The point of no return calls forth more than inspiration; it demands our transformation. 

For the Israelites, when the scouts returned, they were ready to give up. All, that is, except for two of the twelve scouts, Joshua and Caleb. Joshua rose to address the trembling public and said, “Have no fear, our enemies are our quarry, the LORD is with us, do not fear!” (Numbers 14.9) Caleb looked out upon the nation and boomed, “Let us by all means go up and possess it, for we shall overcome.” (Numbers 13:30)  Against the tide, these two men saw that they could not go back to Egypt, to slavery.  

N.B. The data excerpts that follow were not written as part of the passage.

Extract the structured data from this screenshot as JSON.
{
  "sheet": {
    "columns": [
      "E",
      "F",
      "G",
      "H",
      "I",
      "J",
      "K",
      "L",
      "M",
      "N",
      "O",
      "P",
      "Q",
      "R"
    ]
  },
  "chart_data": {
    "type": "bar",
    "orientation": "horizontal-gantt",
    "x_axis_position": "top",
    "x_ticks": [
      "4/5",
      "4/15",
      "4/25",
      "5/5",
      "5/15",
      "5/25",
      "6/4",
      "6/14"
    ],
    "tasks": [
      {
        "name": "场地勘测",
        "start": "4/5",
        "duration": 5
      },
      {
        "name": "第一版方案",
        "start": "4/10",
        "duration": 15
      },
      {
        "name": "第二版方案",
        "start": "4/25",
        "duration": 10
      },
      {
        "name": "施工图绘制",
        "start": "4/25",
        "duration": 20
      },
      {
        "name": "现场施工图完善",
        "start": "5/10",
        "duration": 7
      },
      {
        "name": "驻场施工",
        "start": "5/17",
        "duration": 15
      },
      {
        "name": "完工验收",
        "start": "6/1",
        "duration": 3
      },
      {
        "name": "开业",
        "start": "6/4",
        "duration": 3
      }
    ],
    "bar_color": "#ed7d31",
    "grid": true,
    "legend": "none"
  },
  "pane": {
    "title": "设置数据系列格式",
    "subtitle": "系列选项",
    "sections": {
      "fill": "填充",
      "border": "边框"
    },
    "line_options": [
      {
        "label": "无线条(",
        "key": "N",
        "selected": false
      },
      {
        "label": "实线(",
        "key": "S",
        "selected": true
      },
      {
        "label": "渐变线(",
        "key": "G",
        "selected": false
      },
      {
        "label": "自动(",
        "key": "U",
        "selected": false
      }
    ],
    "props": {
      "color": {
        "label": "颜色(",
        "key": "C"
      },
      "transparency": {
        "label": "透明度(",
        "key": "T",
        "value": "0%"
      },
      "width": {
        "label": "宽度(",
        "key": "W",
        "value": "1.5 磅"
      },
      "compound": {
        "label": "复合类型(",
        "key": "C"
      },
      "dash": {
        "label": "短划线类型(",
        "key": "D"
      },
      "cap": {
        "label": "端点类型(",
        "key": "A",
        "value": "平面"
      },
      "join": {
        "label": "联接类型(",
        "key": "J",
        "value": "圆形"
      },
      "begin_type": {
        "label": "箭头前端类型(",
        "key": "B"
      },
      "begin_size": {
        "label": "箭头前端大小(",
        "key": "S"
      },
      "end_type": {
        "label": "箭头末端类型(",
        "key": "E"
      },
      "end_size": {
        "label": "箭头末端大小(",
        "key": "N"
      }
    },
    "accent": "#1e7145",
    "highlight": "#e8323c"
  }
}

The Midrash explains that at first Caleb nodded his head in agreement with the other spies.  The land is good, the way there is fraught with danger. But then something inside of him changed. The Midrash explains that in his chest, his “heart started speaking the truth.” Caleb stopped listening to the voices outside and began to listen to the voice inside, his godly conscience, that said to him, “you can’t go back.” He rose, as the Torah goes on to say, was infused at this moment with a ruach acheret, “a different spirit,” and proclaimed to his people, “We shall overcome!” Numbers 14:24.  If the Exodus from Egypt freed Caleb from his shackles, it was seeing the uncertain future and believing that life could really be different that broke the chains around his heart. (Midrash Bamidbar Rabba 16:19)

At that very moment, he had arrived at the point of no return.

This is the moment to which we all have arrived. While the future remains uncertain, we cannot return to the Faustian bargain from which we began. No longer can we trade the prosperity of the few for the paucity of the many. No longer can we be a nation born for the cause of liberty while enshrining slavery. No longer can we abide the bitter waters of bigotry with hands over our hearts, proclaiming, “liberty and justice for all.”  If we make the decision to feel more than simple enthusiasm and hear the call to do the actual hard work of change, then we can move from inspiration to transformation. We can live with a different spirit. We can push through this moment to the promised land that has been the dream of so many. 

We must move forward. We cannot go back. We have arrived at the point of no return.